Die Bezahlung in der Branche könnte dabei vielerorts besser sein. Das liegt nicht zuletzt auch daran, dass die Tarifbindung in der Branche insgesamt rückläufig ist und gerade im Handwerk Klein- und Kleinstbetriebe dominieren, in denen meist kein Betriebsrat existiert.

State of the art: Technologien und Qualifikationen

Im Bereich der energetischen Gebäudesanierung gibt es eine hohe Innovationsdynamik (z. B. Heizungen, Dämmmaterialien). Außerdem braucht es ein umfassendes Wissen zur Materialauswahl und breite Beratungskompetenzen. Das stellt nicht nur für die Ausbildung neuer Fachkräfte eine Herausforderung dar, sondern auch für die heutigen Fachkräfte (IÖW 2011a). Dieser Herausforderung kann nur durch ein entsprechendes Weiterbildungsangebot begegnet werden.
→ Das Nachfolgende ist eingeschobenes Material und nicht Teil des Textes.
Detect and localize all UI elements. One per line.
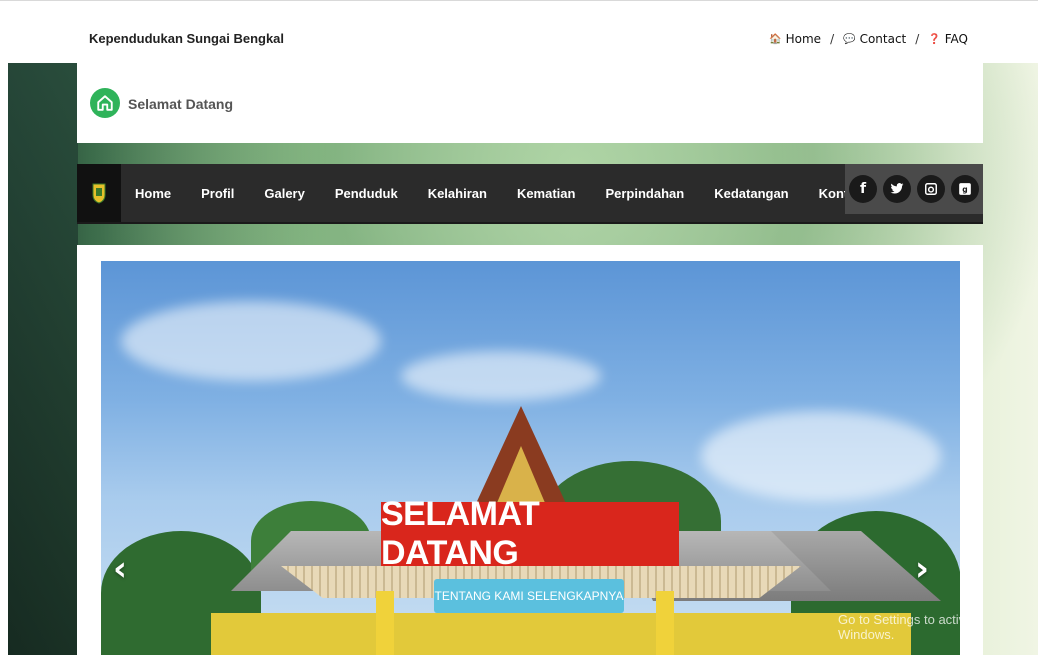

Günstig für den Arbeitgeber, teuer für das Klima

Die Erfahrungen aus der gewerkschaftlichen Praxis zeigen jedoch, dass bei weitem nicht alle Arbeitgeber, es ihren Beschäftigten ermöglichen, sich gezielt in Sachen Gebäudesanierung weiterzubilden. Vor allem in Betrieben ohne Betriebsrat und Tarifbindung wird meist nur gemacht, was auch gesetzlich oder als Anforderung im Rahmen von Förderprogrammen vorgeschrieben ist, ohne verbindliche Mitbestimmung durch die Beschäftigten. Das kann dann dazu führen, dass die Einstellung von Anlagen oder die Anbringung von Dämmmaterial fehlerhaft erfolgt. Das ist günstiger für den Arbeitgeber, kommt dem Klima aber teuer zu stehen. Denn diese Fehler, die auf fehlende Qualifizierung und Weiterbildung zurückgehen, verursachen unnötige CO2-Emissionen oder binden Fachkräfte, z. B. indem Wärmedämmungen früher erneuert werden müssen.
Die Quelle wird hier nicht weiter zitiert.